Search Jump: Comments
Header Background Image
Kumpulan Cerita Novel Bahasa Indonesia
Chapter Index

Bab 88

Mengambil napas dalam-dalam, Seok Song melihat individu-individu yang berkumpul dan berbicara dengan suara rendah. “Pria itu adalah iblis.” (Seok Song)

Iblis.

Bagi sebagian orang itu adalah istilah umum. Tetapi ketika Seok Song mengucapkannya, ruang batu tampak menjadi gelap seolah-olah guntur bergemuruh di suatu tempat di kejauhan.

“Dia awalnya adalah murid First Seat” (Seok Song) Seok Song melanjutkan mengembuskan napas berat. “Tetapi bakatnya yang luar biasa menyebabkan semua pendekar pedang, bahkan pemimpin majelis, melatihnya.”

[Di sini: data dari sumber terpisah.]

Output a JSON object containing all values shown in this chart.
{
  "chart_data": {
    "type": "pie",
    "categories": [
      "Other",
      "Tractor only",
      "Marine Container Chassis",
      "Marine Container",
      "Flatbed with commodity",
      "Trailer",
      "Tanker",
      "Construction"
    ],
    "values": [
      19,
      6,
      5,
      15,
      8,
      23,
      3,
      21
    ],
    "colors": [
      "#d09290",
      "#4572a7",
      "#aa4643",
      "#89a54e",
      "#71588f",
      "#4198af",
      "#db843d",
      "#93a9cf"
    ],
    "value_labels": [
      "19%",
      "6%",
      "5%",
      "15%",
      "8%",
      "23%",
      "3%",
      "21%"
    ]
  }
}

Menggigit bibirnya, dia berbicara seolah-olah mengeluarkan sesuatu yang tersangkut di tenggorokannya. “Majelis percaya dia akan menjadi yang terhebat di dunia menyaksikan dia dengan cepat menyerap setiap teknik pedang. Tetapi…”

Suara Seok Song bergetar. “Iblis itu adalah mata-mata yang dikirim untuk menyusup ke majelis kami. Setelah dia menguasai semua teknik pedang kami, dia membantai master kami satu per satu.”

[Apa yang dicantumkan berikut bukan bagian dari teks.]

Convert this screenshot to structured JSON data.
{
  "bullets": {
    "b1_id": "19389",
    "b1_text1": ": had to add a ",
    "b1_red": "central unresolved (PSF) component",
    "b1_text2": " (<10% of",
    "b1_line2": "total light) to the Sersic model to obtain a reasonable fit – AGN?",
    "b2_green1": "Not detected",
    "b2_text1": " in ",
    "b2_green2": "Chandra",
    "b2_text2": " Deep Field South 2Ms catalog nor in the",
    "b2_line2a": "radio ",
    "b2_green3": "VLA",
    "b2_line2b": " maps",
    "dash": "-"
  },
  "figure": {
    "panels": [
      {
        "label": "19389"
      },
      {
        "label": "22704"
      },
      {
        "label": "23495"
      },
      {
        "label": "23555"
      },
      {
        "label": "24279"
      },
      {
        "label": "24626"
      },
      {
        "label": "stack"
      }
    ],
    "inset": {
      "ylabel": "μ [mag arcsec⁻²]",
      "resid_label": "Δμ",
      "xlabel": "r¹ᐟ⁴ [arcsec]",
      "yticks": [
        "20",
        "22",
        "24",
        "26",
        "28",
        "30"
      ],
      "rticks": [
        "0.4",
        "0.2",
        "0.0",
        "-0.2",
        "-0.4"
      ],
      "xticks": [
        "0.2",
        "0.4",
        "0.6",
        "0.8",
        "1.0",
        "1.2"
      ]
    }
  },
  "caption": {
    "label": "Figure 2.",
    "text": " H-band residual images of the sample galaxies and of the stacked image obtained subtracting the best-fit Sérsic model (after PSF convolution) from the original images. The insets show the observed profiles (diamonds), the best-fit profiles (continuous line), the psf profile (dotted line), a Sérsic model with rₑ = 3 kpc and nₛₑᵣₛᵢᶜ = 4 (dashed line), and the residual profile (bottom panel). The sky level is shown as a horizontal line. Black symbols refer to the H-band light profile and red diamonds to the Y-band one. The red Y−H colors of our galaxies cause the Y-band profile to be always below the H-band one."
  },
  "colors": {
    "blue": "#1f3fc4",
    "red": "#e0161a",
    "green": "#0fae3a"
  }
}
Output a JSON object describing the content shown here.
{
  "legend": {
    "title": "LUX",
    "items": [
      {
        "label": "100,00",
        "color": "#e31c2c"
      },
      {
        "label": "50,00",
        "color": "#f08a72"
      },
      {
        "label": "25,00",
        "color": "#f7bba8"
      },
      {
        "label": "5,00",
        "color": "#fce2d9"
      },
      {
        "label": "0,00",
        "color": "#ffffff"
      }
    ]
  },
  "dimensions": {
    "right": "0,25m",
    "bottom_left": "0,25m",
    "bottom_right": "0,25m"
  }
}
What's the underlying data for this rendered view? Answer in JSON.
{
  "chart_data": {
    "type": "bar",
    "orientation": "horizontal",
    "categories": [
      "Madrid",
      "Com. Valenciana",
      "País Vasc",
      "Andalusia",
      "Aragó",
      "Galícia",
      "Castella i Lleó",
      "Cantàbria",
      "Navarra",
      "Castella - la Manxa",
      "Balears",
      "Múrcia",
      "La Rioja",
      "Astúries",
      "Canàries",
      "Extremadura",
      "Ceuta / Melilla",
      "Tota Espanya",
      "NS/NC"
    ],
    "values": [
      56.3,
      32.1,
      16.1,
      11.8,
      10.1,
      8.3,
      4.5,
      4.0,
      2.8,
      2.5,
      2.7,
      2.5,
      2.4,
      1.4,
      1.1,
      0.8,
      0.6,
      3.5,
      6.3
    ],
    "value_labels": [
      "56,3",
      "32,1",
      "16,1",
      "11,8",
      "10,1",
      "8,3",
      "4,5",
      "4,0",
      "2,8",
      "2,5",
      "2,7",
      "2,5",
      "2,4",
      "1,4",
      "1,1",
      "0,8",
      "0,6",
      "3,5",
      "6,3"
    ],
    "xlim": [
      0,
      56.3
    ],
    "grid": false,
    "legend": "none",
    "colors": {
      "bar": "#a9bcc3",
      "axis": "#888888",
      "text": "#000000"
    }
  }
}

Jadi, itulah sejarah tersembunyi Thousand Swords Society!

Mereka tidak beroperasi secara rahasia seperti naga mitos karena pilihan; master mereka telah dibunuh membuat mereka tidak dapat bertindak.

“Aku punya pertanyaan” (Yellow dragon masked man) kata pria bertopeng naga kuning setelah keheningan singkat, suaranya rendah. “Apakah pria itu benar-benar membunuh pemimpin majelis dan pendekar pedang sendirian?”

“Ya” (Seok Song) jawab Seok Song.

Keheningan mematikan melanda ruang itu lagi. Satu teknik pedang Seok Song sebelumnya telah menunjukkan kehebatannya berada di puncak dunia persilatan. Namun satu individu mampu membunuh pemimpin dan pendekar pedang majelis?

“Itu tidak masuk akal” (Ox masked man) kata pria bertopeng lembu menggelengkan kepalanya. “Bagaimana mungkin kita bisa mengalahkan master seperti itu sendirian?”

“Itu sebabnya kami mewariskan teknik pedang ini” (Seok Song) kata Seok Song mengepalkan tinjunya dan menggertakkan giginya. “Untuk memastikan kalian bisa mengalahkannya!”

Bu Eunseol akhirnya mengerti situasinya. Thousand Swords Society telah menciptakan teknik pedang untuk membunuh musuh mereka tetapi tidak bisa menguasainya sendiri. Jadi mereka mencari jenius dengan niat membunuh bawaan untuk mempelajarinya dan membalas dendam mereka.

“Bahkan menguasai teknik pedang tertinggi tidak menjamin kami bisa membunuh master seperti itu” (Ox masked man) kata pria bertopeng lembu.

Seok Song mengangguk. “Tentu saja. Tetapi ilmu pedangnya memiliki kelemahan fatal.”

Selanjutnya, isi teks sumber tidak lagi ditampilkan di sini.